Two Particle System with Identical Particles

Question

I'm studying for an exam in quantum mechanics and tried to calculate the ground state and the first two excited states of two identical bosons (spin 0) in an infinite one dimensional potential well.

As I've understood, the state for two identical bosons should be $\frac{1}{\sqrt{2}}(\psi_1(x_1)\psi_2(x_2)+\psi_1(x_2)\psi_2(x_1))$

However, in the solutions manual the correct answer is $\psi_1(x_1)\psi_1(x_2)\\$ for the ground state $\frac{1}{\sqrt{2}}(\psi_1(x_1)\psi_2(x_2)+\psi_1(x_2)\psi_2(x_1))\\$ for the first excited state and $\psi_2(x_1)\psi_2(x_2)$ for the second excited state

How can the ground state and the second excited state be represented by the simple product and not on the same form as in the first excited state?

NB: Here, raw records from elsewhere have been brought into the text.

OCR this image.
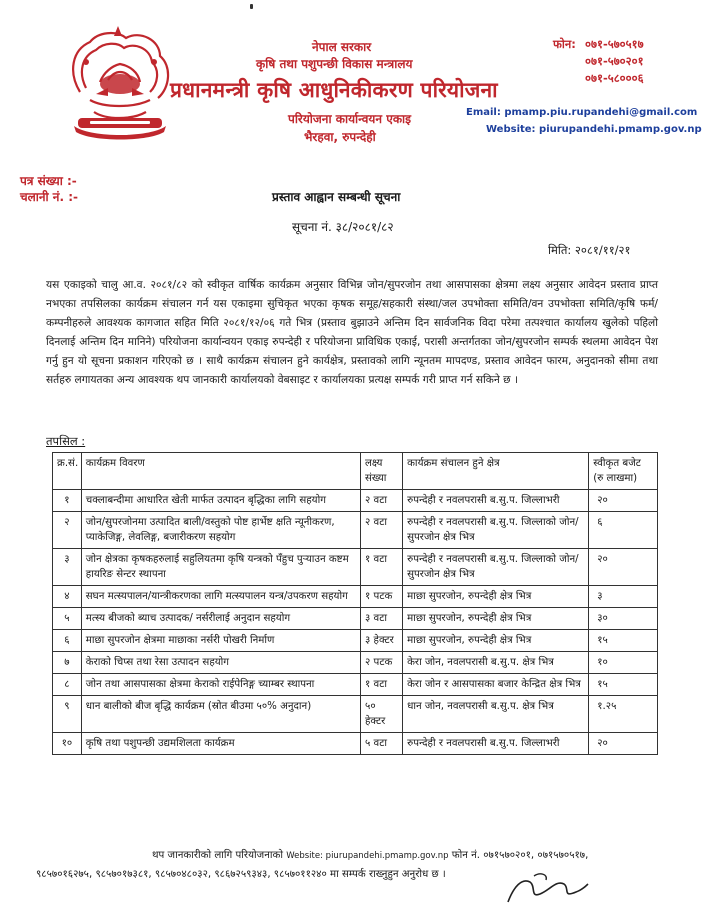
नेपाल सरकार
कृषि तथा पशुपन्छी विकास मन्त्रालय
प्रधानमन्त्री कृषि आधुनिकीकरण परियोजना
परियोजना कार्यान्वयन एकाइ
भैरहवा, रुपन्देही
फोन: ०७१-५७०५१७
०७१-५७०२०१
०७१-५८०००६
Email: pmamp.piu.rupandehi@gmail.com
Website: piurupandehi.pmamp.gov.np
पत्र संख्या :-
चलानी नं. :-	प्रस्ताव आह्वान सम्बन्धी सूचना
सूचना नं. ३८/२०८१/८२
मिति: २०८१/११/२१
यस एकाइको चालु आ.व. २०८१/८२ को स्वीकृत वार्षिक कार्यक्रम अनुसार विभिन्न जोन/सुपरजोन तथा आसपासका क्षेत्रमा लक्ष्य अनुसार आवेदन प्रस्ताव प्राप्त नभएका तपसिलका कार्यक्रम संचालन गर्न यस एकाइमा सुचिकृत भएका कृषक समूह/सहकारी संस्था/जल उपभोक्ता समिति/वन उपभोक्ता समिति/कृषि फर्म/कम्पनीहरुले आवश्यक कागजात सहित मिति २०८१/१२/०६ गते भित्र (प्रस्ताव बुझाउने अन्तिम दिन सार्वजनिक विदा परेमा तत्पश्चात कार्यालय खुलेको पहिलो दिनलाई अन्तिम दिन मानिने) परियोजना कार्यान्वयन एकाइ रुपन्देही र परियोजना प्राविधिक एकाई, परासी अन्तर्गतका जोन/सुपरजोन सम्पर्क स्थलमा आवेदन पेश गर्नु हुन यो सूचना प्रकाशन गरिएको छ । साथै कार्यक्रम संचालन हुने कार्यक्षेत्र, प्रस्तावको लागि न्यूनतम मापदण्ड, प्रस्ताव आवेदन फारम, अनुदानको सीमा तथा सर्तहरु लगायतका अन्य आवश्यक थप जानकारी कार्यालयको वेबसाइट र कार्यालयका प्रत्यक्ष सम्पर्क गरी प्राप्त गर्न सकिने छ ।
तपसिल :
क्र.सं.	कार्यक्रम विवरण	लक्ष्य संख्या	कार्यक्रम संचालन हुने क्षेत्र	स्वीकृत बजेट (रु लाखमा)
१	चक्लाबन्दीमा आधारित खेती मार्फत उत्पादन बृद्धिका लागि सहयोग	२ वटा	रुपन्देही र नवलपरासी ब.सु.प. जिल्लाभरी	२०
२	जोन/सुपरजोनमा उत्पादित बाली/वस्तुको पोष्ट हार्भेष्ट क्षति न्यूनीकरण, प्याकेजिङ्ग, लेवलिङ्ग, बजारीकरण सहयोग	२ वटा	रुपन्देही र नवलपरासी ब.सु.प. जिल्लाको जोन/ सुपरजोन क्षेत्र भित्र	६
३	जोन क्षेत्रका कृषकहरुलाई सहुलियतमा कृषि यन्त्रको पँहुच पुऱ्याउन कष्टम हायरिङ सेन्टर स्थापना	१ वटा	रुपन्देही र नवलपरासी ब.सु.प. जिल्लाको जोन/ सुपरजोन क्षेत्र भित्र	२०
४	सघन मत्स्यपालन/यान्त्रीकरणका लागि मत्स्यपालन यन्त्र/उपकरण सहयोग	१ पटक	माछा सुपरजोन, रुपन्देही क्षेत्र भित्र	३
५	मत्स्य बीजको ब्याच उत्पादक/ नर्सरीलाई अनुदान सहयोग	३ वटा	माछा सुपरजोन, रुपन्देही क्षेत्र भित्र	३०
६	माछा सुपरजोन क्षेत्रमा माछाका नर्सरी पोखरी निर्माण	३ हेक्टर	माछा सुपरजोन, रुपन्देही क्षेत्र भित्र	१५
७	केराको चिप्स तथा रेसा उत्पादन सहयोग	२ पटक	केरा जोन, नवलपरासी ब.सु.प. क्षेत्र भित्र	१०
८	जोन तथा आसपासका क्षेत्रमा केराको राईपेनिङ्ग च्याम्बर स्थापना	१ वटा	केरा जोन र आसपासका बजार केन्द्रित क्षेत्र भित्र	१५
९	धान बालीको बीज बृद्धि कार्यक्रम (स्रोत बीउमा ५०% अनुदान)	५० हेक्टर	धान जोन, नवलपरासी ब.सु.प. क्षेत्र भित्र	१.२५
१०	कृषि तथा पशुपन्छी उद्यमशिलता कार्यक्रम	५ वटा	रुपन्देही र नवलपरासी ब.सु.प. जिल्लाभरी	२०
थप जानकारीको लागि परियोजनाको Website: piurupandehi.pmamp.gov.np फोन नं. ०७१५७०२०१, ०७१५७०५१७,
९८५७०१६२७५, ९८५७०१७३८१, ९८५७०४८०३२, ९८६७२५९३४३, ९८५७०११२४० मा सम्पर्क राख्नुहुन अनुरोध छ ।
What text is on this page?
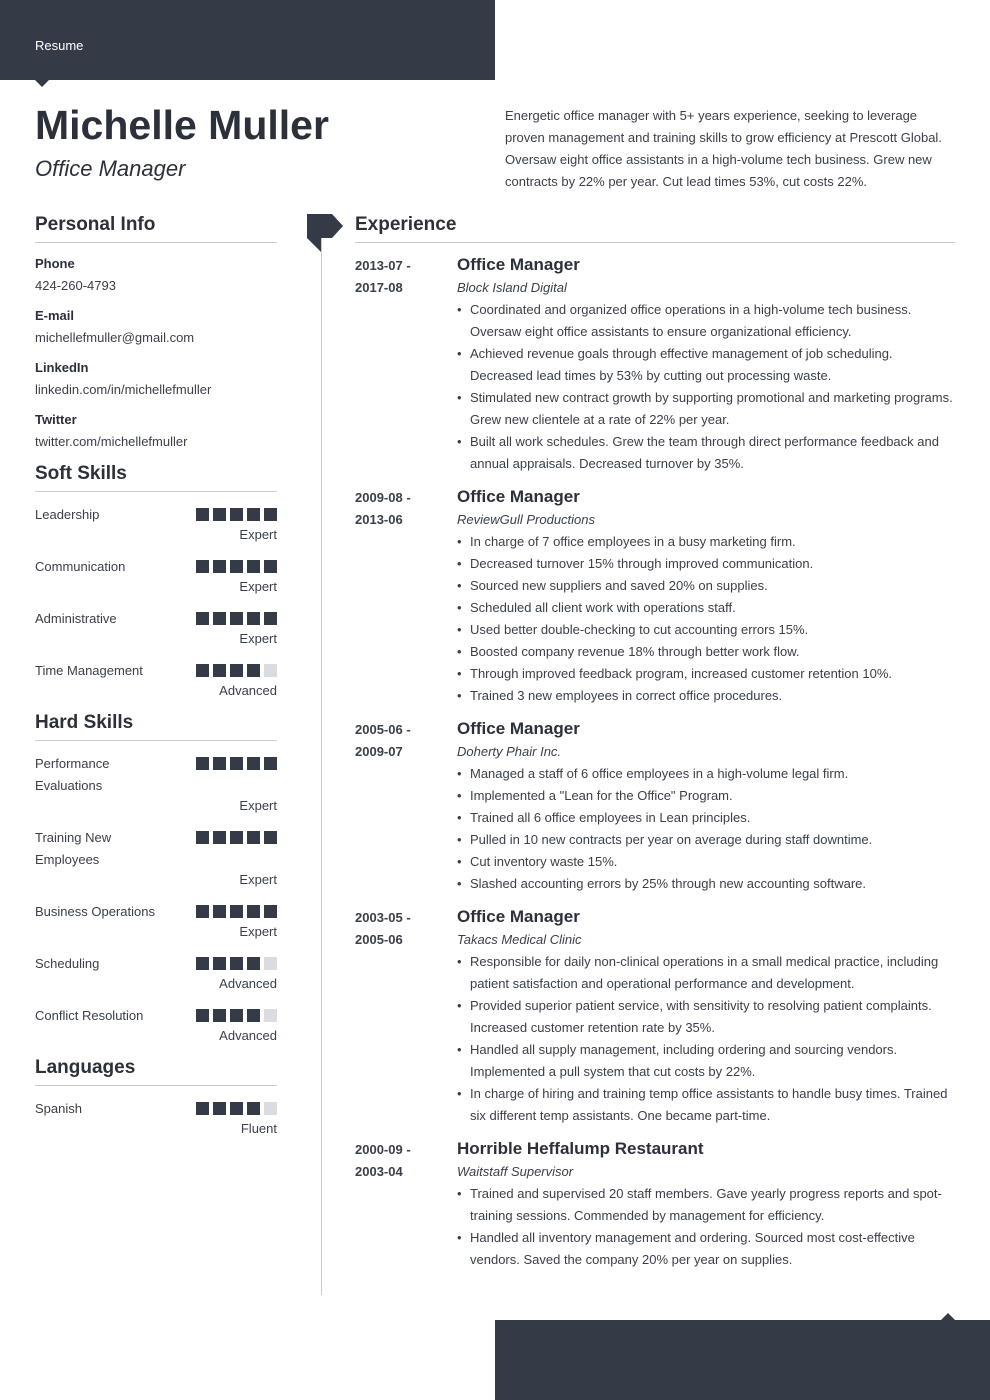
Resume
Michelle Muller
Office Manager

Energetic office manager with 5+ years experience, seeking to leverage proven management and training skills to grow efficiency at Prescott Global. Oversaw eight office assistants in a high-volume tech business. Grew new contracts by 22% per year. Cut lead times 53%, cut costs 22%.

Personal Info
Phone
424-260-4793
E-mail
michellefmuller@gmail.com
LinkedIn
linkedin.com/in/michellefmuller
Twitter
twitter.com/michellefmuller
Soft Skills
Leadership
Expert
Communication
Expert
Administrative
Expert
Time Management
Advanced
Hard Skills
Performance Evaluations
Expert
Training New Employees
Expert
Business Operations
Expert
Scheduling
Advanced
Conflict Resolution
Advanced
Languages
Spanish
Fluent
Experience
2013-07 - 2017-08
Office Manager
Block Island Digital
• Coordinated and organized office operations in a high-volume tech business. Oversaw eight office assistants to ensure organizational efficiency.
• Achieved revenue goals through effective management of job scheduling. Decreased lead times by 53% by cutting out processing waste.
• Stimulated new contract growth by supporting promotional and marketing programs. Grew new clientele at a rate of 22% per year.
• Built all work schedules. Grew the team through direct performance feedback and annual appraisals. Decreased turnover by 35%.
2009-08 - 2013-06
Office Manager
ReviewGull Productions
• In charge of 7 office employees in a busy marketing firm.
• Decreased turnover 15% through improved communication.
• Sourced new suppliers and saved 20% on supplies.
• Scheduled all client work with operations staff.
• Used better double-checking to cut accounting errors 15%.
• Boosted company revenue 18% through better work flow.
• Through improved feedback program, increased customer retention 10%.
• Trained 3 new employees in correct office procedures.
2005-06 - 2009-07
Office Manager
Doherty Phair Inc.
• Managed a staff of 6 office employees in a high-volume legal firm.
• Implemented a "Lean for the Office" Program.
• Trained all 6 office employees in Lean principles.
• Pulled in 10 new contracts per year on average during staff downtime.
• Cut inventory waste 15%.
• Slashed accounting errors by 25% through new accounting software.
2003-05 - 2005-06
Office Manager
Takacs Medical Clinic
• Responsible for daily non-clinical operations in a small medical practice, including patient satisfaction and operational performance and development.
• Provided superior patient service, with sensitivity to resolving patient complaints. Increased customer retention rate by 35%.
• Handled all supply management, including ordering and sourcing vendors. Implemented a pull system that cut costs by 22%.
• In charge of hiring and training temp office assistants to handle busy times. Trained six different temp assistants. One became part-time.
2000-09 - 2003-04
Horrible Heffalump Restaurant
Waitstaff Supervisor
• Trained and supervised 20 staff members. Gave yearly progress reports and spot-training sessions. Commended by management for efficiency.
• Handled all inventory management and ordering. Sourced most cost-effective vendors. Saved the company 20% per year on supplies.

They are still identical, right? Or does this have to do with symmetry? In that case, how should I think to get it right?

Answer 1

The simple product $\psi_1(x_1)\psi_1(x_2)$ is already symmetric under $x_1 \leftrightarrow x_2$. So it is not necessary to symmetrize the wave function by adding in the term you get when you switch $x_1$ and $x_2$.